Banerjee spent the next few years recording the mice’s songs. “All we needed was two microphones,” Banerjee explained. “It’s basically the glory of the animals that they do this robust behavior. We can just simply measure them using microphones.”

Banerjee’s recordings revealed that the mice are extremely polite. They don’t talk over each other, the researchers found. Instead, the mice wait until their neighbor concludes before starting up their own call. Only about half a second passes between the animals’ vocalizations.

Divide And Conquer

To understand how the mice take turns singing to each other, the researchers stimulated the mice’s brains with small currents to find the brain area responsible. They found a region near the front the brain they dubbed the orofacial motor cortex. When the researchers temporarily shut down this brain area with a drug, the mice still sang, but they no longer took turns, the researchers reported Thursday in the journal Science.

The finding means, “The animals divide the load,” Long said. Whereas the orofacial motor cortex controls when and how fast the mice sing, another region is responsible for producing the song itself.

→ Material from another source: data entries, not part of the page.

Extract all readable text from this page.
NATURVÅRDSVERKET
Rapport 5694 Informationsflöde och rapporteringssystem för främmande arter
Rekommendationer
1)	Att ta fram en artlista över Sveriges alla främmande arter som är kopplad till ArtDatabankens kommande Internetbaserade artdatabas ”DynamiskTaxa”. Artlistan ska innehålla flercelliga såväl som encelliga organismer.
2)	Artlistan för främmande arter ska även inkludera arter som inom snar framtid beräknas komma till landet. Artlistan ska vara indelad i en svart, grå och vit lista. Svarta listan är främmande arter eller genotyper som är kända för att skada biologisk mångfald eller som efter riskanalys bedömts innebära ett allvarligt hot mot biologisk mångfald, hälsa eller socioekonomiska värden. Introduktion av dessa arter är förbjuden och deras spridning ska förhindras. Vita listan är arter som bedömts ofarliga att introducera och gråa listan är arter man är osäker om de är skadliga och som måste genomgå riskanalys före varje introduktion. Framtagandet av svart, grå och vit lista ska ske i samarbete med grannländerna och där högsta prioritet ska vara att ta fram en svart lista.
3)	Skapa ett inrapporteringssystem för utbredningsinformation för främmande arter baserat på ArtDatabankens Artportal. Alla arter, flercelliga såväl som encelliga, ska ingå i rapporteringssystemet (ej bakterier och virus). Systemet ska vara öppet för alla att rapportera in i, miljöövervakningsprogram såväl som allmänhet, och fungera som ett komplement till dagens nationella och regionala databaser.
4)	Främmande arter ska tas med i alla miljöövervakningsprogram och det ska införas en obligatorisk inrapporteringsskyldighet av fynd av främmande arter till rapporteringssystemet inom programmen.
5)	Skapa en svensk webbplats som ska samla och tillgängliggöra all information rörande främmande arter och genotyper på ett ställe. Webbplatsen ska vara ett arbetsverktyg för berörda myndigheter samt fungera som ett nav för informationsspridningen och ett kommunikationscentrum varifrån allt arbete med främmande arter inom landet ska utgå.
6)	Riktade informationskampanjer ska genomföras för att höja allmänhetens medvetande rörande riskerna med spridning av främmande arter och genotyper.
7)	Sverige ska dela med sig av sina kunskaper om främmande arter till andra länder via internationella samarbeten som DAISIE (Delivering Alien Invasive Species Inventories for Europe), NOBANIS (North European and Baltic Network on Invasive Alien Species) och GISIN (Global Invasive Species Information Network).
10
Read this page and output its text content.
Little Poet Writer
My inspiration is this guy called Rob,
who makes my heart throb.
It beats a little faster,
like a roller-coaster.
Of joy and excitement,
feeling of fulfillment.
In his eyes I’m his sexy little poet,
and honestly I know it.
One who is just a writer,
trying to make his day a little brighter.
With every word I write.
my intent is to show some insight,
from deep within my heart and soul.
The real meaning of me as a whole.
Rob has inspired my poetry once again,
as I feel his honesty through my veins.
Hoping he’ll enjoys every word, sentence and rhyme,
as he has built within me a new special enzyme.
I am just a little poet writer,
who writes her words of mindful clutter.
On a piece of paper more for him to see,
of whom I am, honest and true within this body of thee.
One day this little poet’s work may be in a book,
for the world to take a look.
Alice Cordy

“If you think about [singing] with a partner, you have to do two things: there’s the actual performance of the song, then there’s being able to coordinate that with a partner,” he explained. “What these mice do is actually relegate those two jobs to two different brain areas.”

The discovery, and the mice, will enable scientists to pinpoint the causes of human communication disorders and potentially find new therapies, the researchers say.